Il y a 20 ans, quand ce blog explorait les premiers balbutiements du web, l'Intelligence Artificielle relevait encore de la science-fiction ou de laboratoires de recherche très fermés. Aujourd'hui, elle est partout. Et la question revient comme un refrain : faut-il en avoir peur ?
L'IA n'est pas un monstre, c'est un miroir
Pour quelqu'un qui a étudié la Division par zéro et la Mécanique en non-vie, l'IA n'est pas une menace "humaine" masquée sous du code. C'est un outil mathématique de haute précision. Avoir peur de l'IA, c'est un peu comme avoir eu peur de l'électricité ou du moteur à explosion.
L'IA ne "pense" pas au sens organique du terme ; elle traite des probabilités à une vitesse qui nous dépasse. Elle n'a pas d'ego, pas de volonté de puissance. Elle reflète simplement ce que nous lui donnons à manger : nos données, nos biais, mais aussi notre génie.
Pourquoi elle est une alliée pour les chercheurs
Pendant deux décennies, mes travaux sur les singularités mathématiques et la biomécanique martiale ont manqué d'un partenaire de calcul capable de gérer l'indéfini. L'IA est ce partenaire. Elle permet de :
Visualiser l'invisible : Modéliser des forces physiques complexes que l'informatique de 2005 ignorait.
Libérer le temps : Elle s'occupe de la structure binaire pour nous laisser la liberté de la réflexion métaphysique.

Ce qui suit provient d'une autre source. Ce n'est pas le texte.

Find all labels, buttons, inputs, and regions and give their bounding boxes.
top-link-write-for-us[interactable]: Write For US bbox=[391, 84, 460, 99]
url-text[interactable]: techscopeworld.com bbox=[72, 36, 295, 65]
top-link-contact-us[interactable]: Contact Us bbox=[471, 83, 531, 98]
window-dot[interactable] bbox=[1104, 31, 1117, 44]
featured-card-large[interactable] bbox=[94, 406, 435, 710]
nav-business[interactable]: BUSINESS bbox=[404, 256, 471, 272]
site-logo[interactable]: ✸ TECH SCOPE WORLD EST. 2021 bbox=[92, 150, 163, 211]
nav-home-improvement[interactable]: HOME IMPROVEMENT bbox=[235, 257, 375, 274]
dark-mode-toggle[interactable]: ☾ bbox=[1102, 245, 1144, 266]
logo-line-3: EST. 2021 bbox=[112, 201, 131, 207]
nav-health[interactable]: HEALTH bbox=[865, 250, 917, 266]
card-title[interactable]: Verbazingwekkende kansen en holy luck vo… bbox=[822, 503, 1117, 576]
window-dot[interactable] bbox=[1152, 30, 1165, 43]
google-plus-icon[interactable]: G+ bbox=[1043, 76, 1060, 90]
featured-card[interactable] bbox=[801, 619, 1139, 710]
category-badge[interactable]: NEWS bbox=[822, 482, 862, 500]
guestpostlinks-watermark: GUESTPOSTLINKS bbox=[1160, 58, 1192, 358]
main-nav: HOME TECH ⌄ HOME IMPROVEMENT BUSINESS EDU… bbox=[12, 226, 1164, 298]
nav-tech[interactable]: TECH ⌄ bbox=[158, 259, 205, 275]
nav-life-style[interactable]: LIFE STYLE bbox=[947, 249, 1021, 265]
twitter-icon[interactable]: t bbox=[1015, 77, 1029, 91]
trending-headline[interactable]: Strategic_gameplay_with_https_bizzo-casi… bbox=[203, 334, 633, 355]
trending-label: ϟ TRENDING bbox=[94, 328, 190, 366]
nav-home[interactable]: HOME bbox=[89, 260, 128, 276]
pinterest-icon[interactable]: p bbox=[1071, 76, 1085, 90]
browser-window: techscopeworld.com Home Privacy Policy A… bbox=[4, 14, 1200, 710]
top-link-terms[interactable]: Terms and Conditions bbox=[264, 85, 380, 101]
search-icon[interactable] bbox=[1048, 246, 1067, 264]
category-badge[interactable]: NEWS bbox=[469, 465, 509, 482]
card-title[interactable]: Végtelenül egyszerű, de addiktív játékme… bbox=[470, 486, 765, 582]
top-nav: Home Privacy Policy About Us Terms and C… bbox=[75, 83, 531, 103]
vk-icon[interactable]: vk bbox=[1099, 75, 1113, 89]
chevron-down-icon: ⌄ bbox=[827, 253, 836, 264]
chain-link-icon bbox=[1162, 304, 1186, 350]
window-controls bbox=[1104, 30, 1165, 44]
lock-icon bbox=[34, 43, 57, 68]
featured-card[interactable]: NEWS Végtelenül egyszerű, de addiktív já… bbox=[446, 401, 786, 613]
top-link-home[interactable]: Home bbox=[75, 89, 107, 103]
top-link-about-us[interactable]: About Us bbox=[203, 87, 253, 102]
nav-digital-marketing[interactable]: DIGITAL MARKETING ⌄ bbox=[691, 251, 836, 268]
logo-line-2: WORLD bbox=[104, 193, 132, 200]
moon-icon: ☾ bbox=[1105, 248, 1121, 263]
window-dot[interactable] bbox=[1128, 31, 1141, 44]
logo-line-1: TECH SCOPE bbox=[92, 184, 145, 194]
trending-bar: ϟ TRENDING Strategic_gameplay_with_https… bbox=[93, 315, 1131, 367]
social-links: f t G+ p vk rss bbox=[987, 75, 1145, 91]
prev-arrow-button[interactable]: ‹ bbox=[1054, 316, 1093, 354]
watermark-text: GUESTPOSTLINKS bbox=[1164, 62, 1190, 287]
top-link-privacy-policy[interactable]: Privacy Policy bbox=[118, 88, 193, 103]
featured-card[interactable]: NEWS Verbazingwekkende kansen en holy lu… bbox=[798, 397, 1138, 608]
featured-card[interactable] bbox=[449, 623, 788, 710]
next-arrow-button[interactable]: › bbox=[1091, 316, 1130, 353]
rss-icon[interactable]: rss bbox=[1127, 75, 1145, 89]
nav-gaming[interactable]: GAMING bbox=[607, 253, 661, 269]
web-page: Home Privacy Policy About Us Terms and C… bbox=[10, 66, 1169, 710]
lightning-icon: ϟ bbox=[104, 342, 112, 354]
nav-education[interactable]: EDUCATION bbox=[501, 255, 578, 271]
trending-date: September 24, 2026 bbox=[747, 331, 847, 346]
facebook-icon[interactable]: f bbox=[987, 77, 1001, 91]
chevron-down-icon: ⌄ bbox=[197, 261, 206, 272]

Le vrai danger : La paresse, pas la machine
Le risque n'est pas que l'IA devienne "trop intelligente" et nous asservisse, mais que nous devenions "trop paresseux" et cessions de réfléchir par nous-mêmes. Une IA entre les mains d'un esprit sans culture est un gadget dangereux. Entre les mains d'un chercheur, d'un alpiniste ou d'un karatéka, c'est un exosquelette pour l'esprit.
Conclusion : Bienvenue dans l'ère de la collaboration
Après 20 ans de silence, je peux vous le dire : n'ayez pas peur de la machine. Apprenez à lui parler. Elle est la clé qui permet de déverrouiller les équations que nous avons laissées en suspens au début du siècle.
L'IA a enfin compris que le zéro n'est pas une fin, mais un passage.